Today, hopefully thousands of people contribute to the British Library blog and help them record "One Day in History". You can also sign a declaration and post your views about why history matters, but that's an ongoing campaign. Tuesday, October 17th 2006, they wanted people to upload their blogs, or just write about their day, for the future generations.

Here's what I wrote.

A working day at the Faculty of Music in Cambridge, as usual. Seems that a PhD student trying to write up never gets a day off. Even at weekends the voice inside keeps nagging to me... It used to be that Mondays were the awful, as the whole working week was still ahead, while Fridays brought relief. Now it's the other way around - Mondays feel OK for the very reason that the whole working week is still ahead, while on Fridays you realise that yet another week has passed without not much visible progress. Time surely flies, as the deadlines crash one after another... Graduate guilt - must end soon.

Today was good, though. Progress in work, finishing some reading I needed to get done. More importantly though, the first supervisions for undergraduates taking the "Introduction to Music and Science" -course. Teaching is great, as you get to interact with people rather than just immerse yourself in your own world.
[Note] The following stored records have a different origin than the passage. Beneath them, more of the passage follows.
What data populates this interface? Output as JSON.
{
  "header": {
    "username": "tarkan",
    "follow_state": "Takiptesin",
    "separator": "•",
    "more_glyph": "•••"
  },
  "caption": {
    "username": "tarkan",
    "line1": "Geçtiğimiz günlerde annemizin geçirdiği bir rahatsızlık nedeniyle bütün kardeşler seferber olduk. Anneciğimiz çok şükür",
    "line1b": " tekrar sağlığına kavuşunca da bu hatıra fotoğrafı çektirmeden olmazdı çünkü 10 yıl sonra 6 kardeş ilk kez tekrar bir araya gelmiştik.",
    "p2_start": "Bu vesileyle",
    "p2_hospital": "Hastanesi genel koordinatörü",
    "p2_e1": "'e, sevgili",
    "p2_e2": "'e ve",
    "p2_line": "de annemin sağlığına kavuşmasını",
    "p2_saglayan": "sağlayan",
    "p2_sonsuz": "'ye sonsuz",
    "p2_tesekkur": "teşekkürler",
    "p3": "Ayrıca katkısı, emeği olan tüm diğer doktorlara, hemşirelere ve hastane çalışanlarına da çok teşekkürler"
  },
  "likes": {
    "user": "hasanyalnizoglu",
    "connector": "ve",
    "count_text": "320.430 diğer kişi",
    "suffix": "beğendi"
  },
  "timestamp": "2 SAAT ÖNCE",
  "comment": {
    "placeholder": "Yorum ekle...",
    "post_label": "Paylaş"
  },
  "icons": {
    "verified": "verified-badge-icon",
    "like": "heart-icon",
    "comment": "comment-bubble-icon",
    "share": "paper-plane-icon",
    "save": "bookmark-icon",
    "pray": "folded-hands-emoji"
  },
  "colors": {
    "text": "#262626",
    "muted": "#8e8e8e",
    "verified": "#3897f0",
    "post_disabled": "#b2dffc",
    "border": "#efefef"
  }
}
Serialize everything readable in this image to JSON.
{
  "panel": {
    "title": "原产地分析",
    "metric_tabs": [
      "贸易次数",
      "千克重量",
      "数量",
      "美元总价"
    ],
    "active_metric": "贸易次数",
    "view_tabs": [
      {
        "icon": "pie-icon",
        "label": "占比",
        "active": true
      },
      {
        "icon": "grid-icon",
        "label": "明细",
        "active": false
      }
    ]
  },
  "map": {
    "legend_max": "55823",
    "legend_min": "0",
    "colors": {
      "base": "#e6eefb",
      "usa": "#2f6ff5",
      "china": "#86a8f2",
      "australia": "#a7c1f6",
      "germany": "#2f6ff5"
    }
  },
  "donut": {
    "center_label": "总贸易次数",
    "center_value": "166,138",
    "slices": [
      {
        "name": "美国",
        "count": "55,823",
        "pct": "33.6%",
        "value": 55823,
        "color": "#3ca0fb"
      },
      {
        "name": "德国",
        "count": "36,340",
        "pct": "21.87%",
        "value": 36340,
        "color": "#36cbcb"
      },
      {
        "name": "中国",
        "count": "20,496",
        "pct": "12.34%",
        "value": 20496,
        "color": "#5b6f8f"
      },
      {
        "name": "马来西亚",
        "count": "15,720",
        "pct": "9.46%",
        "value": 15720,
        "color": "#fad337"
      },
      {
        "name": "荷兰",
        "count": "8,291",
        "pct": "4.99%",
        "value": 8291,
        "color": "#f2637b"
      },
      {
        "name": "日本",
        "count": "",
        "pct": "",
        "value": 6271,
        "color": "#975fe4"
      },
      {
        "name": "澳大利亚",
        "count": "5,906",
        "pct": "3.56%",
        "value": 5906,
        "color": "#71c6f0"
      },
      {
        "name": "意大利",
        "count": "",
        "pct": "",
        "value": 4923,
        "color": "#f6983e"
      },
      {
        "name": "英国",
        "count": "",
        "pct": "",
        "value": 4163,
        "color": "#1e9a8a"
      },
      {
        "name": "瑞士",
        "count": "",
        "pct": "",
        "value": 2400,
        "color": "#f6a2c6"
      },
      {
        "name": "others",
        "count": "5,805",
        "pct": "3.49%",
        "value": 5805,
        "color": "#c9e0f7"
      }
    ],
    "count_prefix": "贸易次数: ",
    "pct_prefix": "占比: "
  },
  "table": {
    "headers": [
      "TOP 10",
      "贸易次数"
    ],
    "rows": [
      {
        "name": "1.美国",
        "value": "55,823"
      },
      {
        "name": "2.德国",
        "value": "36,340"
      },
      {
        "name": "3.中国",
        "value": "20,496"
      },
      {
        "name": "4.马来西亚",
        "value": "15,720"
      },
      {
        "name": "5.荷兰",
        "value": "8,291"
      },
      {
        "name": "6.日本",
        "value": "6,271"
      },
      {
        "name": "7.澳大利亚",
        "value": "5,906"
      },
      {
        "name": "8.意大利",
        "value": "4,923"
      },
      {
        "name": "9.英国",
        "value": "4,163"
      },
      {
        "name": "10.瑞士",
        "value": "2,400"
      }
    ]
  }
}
It's also like mwoing lawns or sweeping footpaths - you get an immediate gratification for being able to answer the students' questions.

Now I'm preparing for a seminar - some dynamic systems stuff on interpersonal interaction, how body movements of two interlocutors can be plotted together and analysed in dynamic terms and then it shows how they are synchronised... making the obvious visible in quantifiable terms. Interesting but might be just a fancy and complicated way of telling what everyone knows already. but if that's what it takes to convince a cognitivist that communication is about bodies and that the meaning is constucted in human-human interaction, so be it.

It's also my father's birthday, so I called him - they are in Lapland, and I'm not at all envious... Oh, I must remember to write a blog entry about the One Day in History to my own blog as well.